2 is pressed against the E washer 15 by its elastic force, and is integrated with the zoom lever 10 by its friction, so that the rotation of the zoom gear 3 is caused by the bevel gear 13, the zoom lever 10, The signal is transmitted to the zoom ring 1 via the zoom lever receiving portion 11, and the zoom ring 1 is rotated around the optical axis.

Thus, when the rotated zoom ring 1 stops with its rotation angle being regulated by a zoom stopper (not shown) (the rotation end of the zoom ring 1), the bevel gear 13 of the zoom lever 10 is moved by the friction of the helical spring 12. The protrusion 10b of the zoom lever 10
Since the zoom motor 9 will slip and rotate around , it will not burn out even if it continues to rotate.

On the other hand, when operating the manual zoom, the zoom lever 1
0 toward the outside and click ball 18.
When the bevel gear 13 of the zoom lever 10 is disengaged from the bevel gear 3b of the zoom gear 3, the bevel gear 13 of the zoom lever 10 is disengaged from the bevel gear 3b of the zoom gear 3. In this state, if the zoom lever 10 is manually operated to rotate the zoom ring 1 around the optical axis, the zoom ring 1 can be rotated with very light torque without being affected by the friction of the helical spring 12. becomes.

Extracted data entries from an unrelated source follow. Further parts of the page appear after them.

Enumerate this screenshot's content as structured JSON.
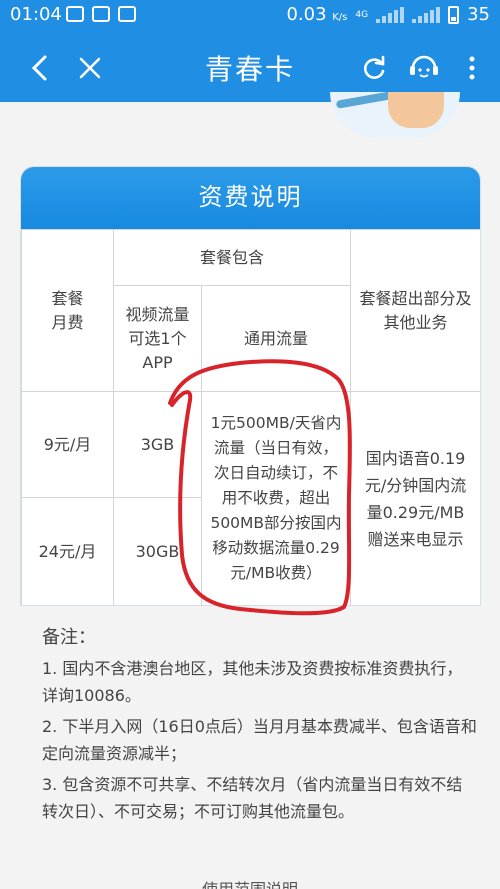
{
  "status_bar": {
    "time": "01:04",
    "speed": "0.03",
    "speed_unit": "K/s",
    "network": "4G",
    "battery": "35"
  },
  "app_bar": {
    "title": "青春卡"
  },
  "card": {
    "title": "资费说明",
    "headers": {
      "monthly_fee": "套餐月费",
      "package_includes": "套餐包含",
      "video_traffic": "视频流量可选1个APP",
      "general_traffic": "通用流量",
      "overage": "套餐超出部分及其他业务"
    },
    "rows": [
      {
        "fee": "9元/月",
        "video": "3GB"
      },
      {
        "fee": "24元/月",
        "video": "30GB"
      }
    ],
    "general_traffic_value": "1元500MB/天省内流量（当日有效，次日自动续订，不用不收费，超出500MB部分按国内移动数据流量0.29元/MB收费）",
    "overage_value": "国内语音0.19元/分钟国内流量0.29元/MB赠送来电显示"
  },
  "notes": {
    "title": "备注：",
    "items": [
      "1. 国内不含港澳台地区，其他未涉及资费按标准资费执行，详询10086。",
      "2. 下半月入网（16日0点后）当月月基本费减半、包含语音和定向流量资源减半；",
      "3. 包含资源不可共享、不结转次月（省内流量当日有效不结转次日）、不可交易；不可订购其他流量包。"
    ]
  },
  "footer_peek": "使用范围说明",
  "colors": {
    "brand_blue": "#1f8ee3",
    "annotation_red": "#d8232a"
  },
  "icons": [
    "back-icon",
    "close-icon",
    "refresh-icon",
    "customer-service-icon",
    "more-vertical-icon"
  ]
}
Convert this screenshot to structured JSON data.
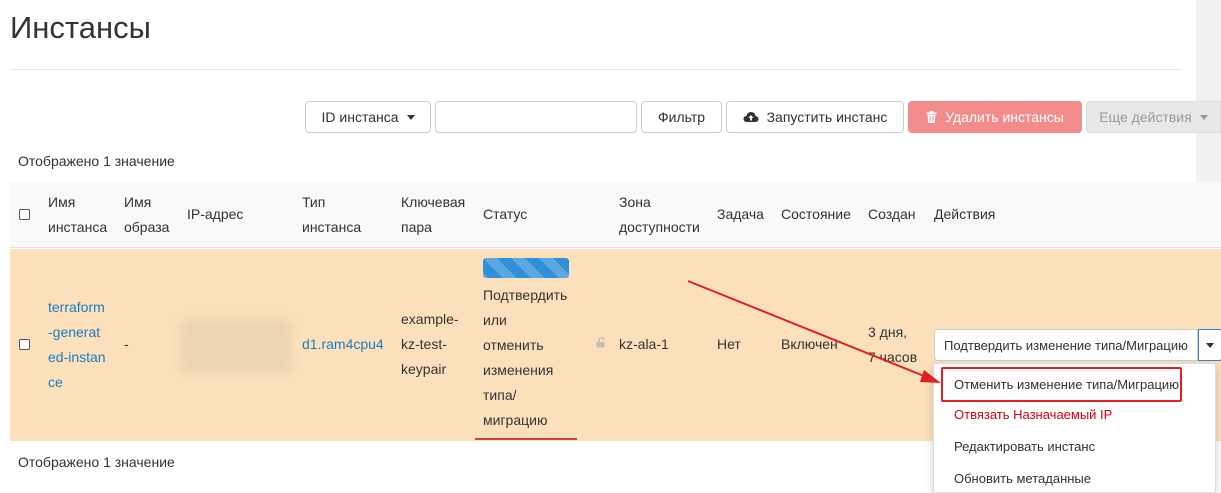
{
  "page": {
    "title": "Инстансы"
  },
  "toolbar": {
    "id_filter_label": "ID инстанса",
    "search_placeholder": "",
    "filter_label": "Фильтр",
    "launch_label": "Запустить инстанс",
    "delete_label": "Удалить инстансы",
    "more_actions_label": "Еще действия"
  },
  "summary": {
    "top": "Отображено 1 значение",
    "bottom": "Отображено 1 значение"
  },
  "table": {
    "headers": {
      "name_l1": "Имя",
      "name_l2": "инстанса",
      "image_l1": "Имя",
      "image_l2": "образа",
      "ip": "IP-адрес",
      "type_l1": "Тип",
      "type_l2": "инстанса",
      "key_l1": "Ключевая",
      "key_l2": "пара",
      "status": "Статус",
      "zone_l1": "Зона",
      "zone_l2": "доступности",
      "task": "Задача",
      "state": "Состояние",
      "created": "Создан",
      "actions": "Действия"
    },
    "row": {
      "name_lines": [
        "terraform",
        "-generat",
        "ed-instan",
        "ce"
      ],
      "image": "-",
      "ip_lines": [
        "",
        ""
      ],
      "type": "d1.ram4cpu4",
      "key_lines": [
        "example-",
        "kz-test-",
        "keypair"
      ],
      "status_lines": [
        "Подтвердить",
        "или",
        "отменить",
        "изменения",
        "типа/",
        "миграцию"
      ],
      "zone": "kz-ala-1",
      "task": "Нет",
      "state": "Включен",
      "created_lines": [
        "3 дня,",
        "7 часов"
      ],
      "action_main": "Подтвердить изменение типа/Миграцию"
    }
  },
  "action_menu": {
    "items": [
      "Отменить изменение типа/Миграцию",
      "Отвязать Назначаемый IP",
      "Редактировать инстанс",
      "Обновить метаданные"
    ]
  },
  "colors": {
    "row_highlight": "#fce0bc",
    "link": "#1a7dc0",
    "danger_button": "#f28c8c",
    "danger_text": "#d0021b",
    "annotation_red": "#e02020",
    "progress": "#2f8fd8"
  },
  "icons": {
    "launch": "cloud-upload-icon",
    "delete": "trash-icon",
    "lock": "lock-open-icon"
  }
}
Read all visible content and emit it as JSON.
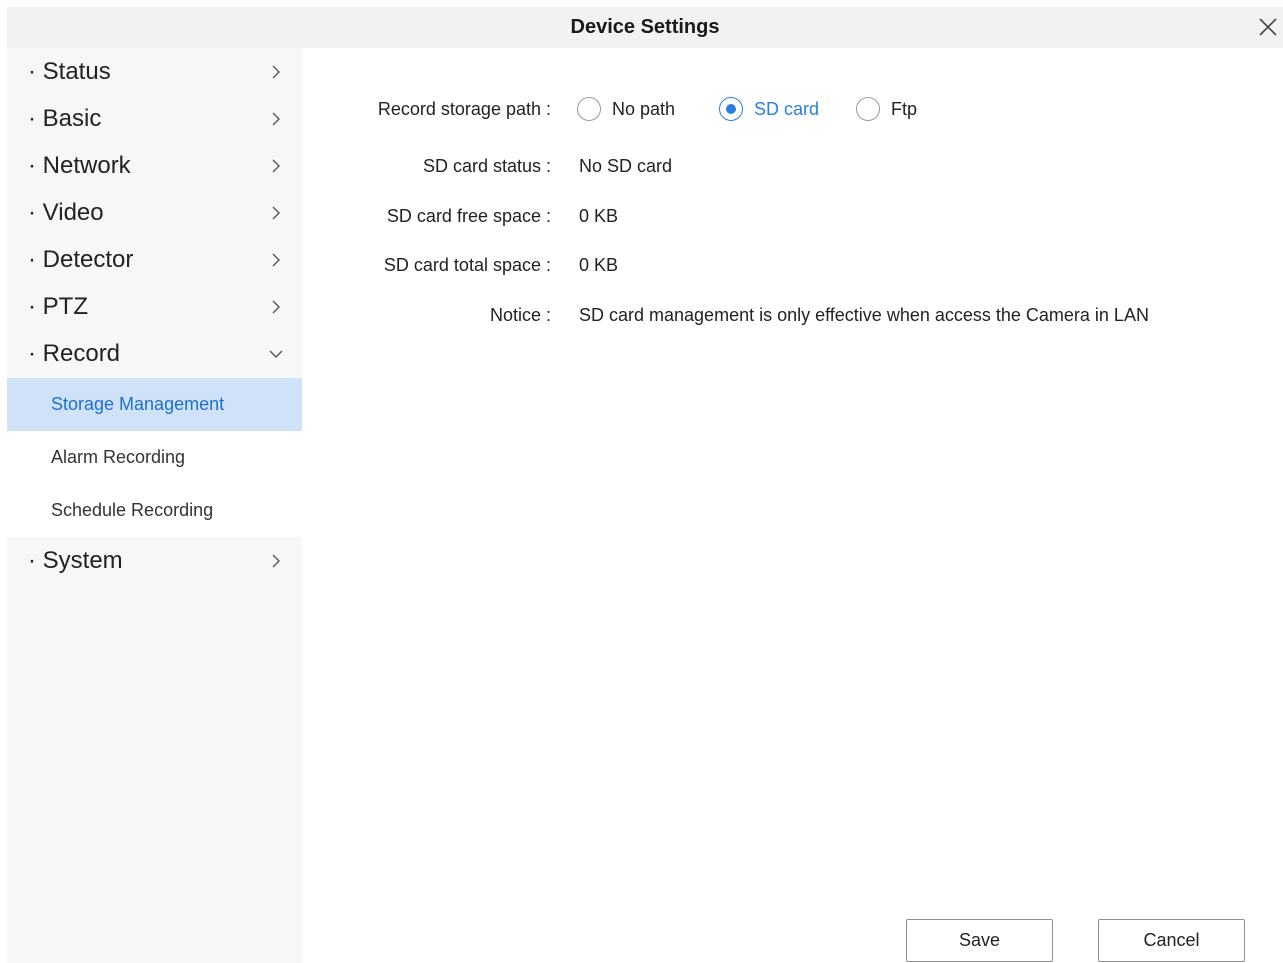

FIGS. 3 and 4 show a second example.

In this case, a screw hole 10b' is provided on the inner end surface of the zoom lever 10, and the bevel gear 13 is fixed by a screw rod 20 screwed into the screw hole 10b'. Click holes in which the click ball 18 of the zoom lever 10 engages are provided as circumferential grooves 19a' and 19b' at the positions. That is, the zoom lever 10 is provided so as to be slidable and rotatable at two points, inside and outside, via a click spring (friction spring) 17. Therefore, during electric zoom operation, the zoom lever 10 is moved toward the axis of the zoom ring 1, and the round hole 16 of the zoom lever 10 is moved toward the axis of the zoom ring 1.
When the click ball 18 attached to the outer end of the click spring 17 fitted with the click ball 18 is fitted into the inner click circumferential groove 19b' of the zoom lever receiving part 11, the bevel gear 13 of the zoom lever 10 is moved to the bevel gear 3b of the zoom gear 3. mesh with. When power is supplied to the zoom motor 9 in this state, the rotation of the zoom motor 9 is transmitted to the zoom gear 3 via the reduction gear unit 8 and the output gear 7.
transmitted to. In this case, the zoom lever 10 is integrated with the bevel gear 13 because the click spring 17 that presses the click ball 18 against the click circumferential groove 19b' maintains sufficient spring biasing force to restrict the rotation of the zoom lever 10. The rotation of the zoom gear 3 is transmitted to the zoom ring 1 via the bevel gear 13 meshing with it, the zoom lever 10, and the zoom lever receiver 11, and the zoom ring 1 is rotated around the optical axis. .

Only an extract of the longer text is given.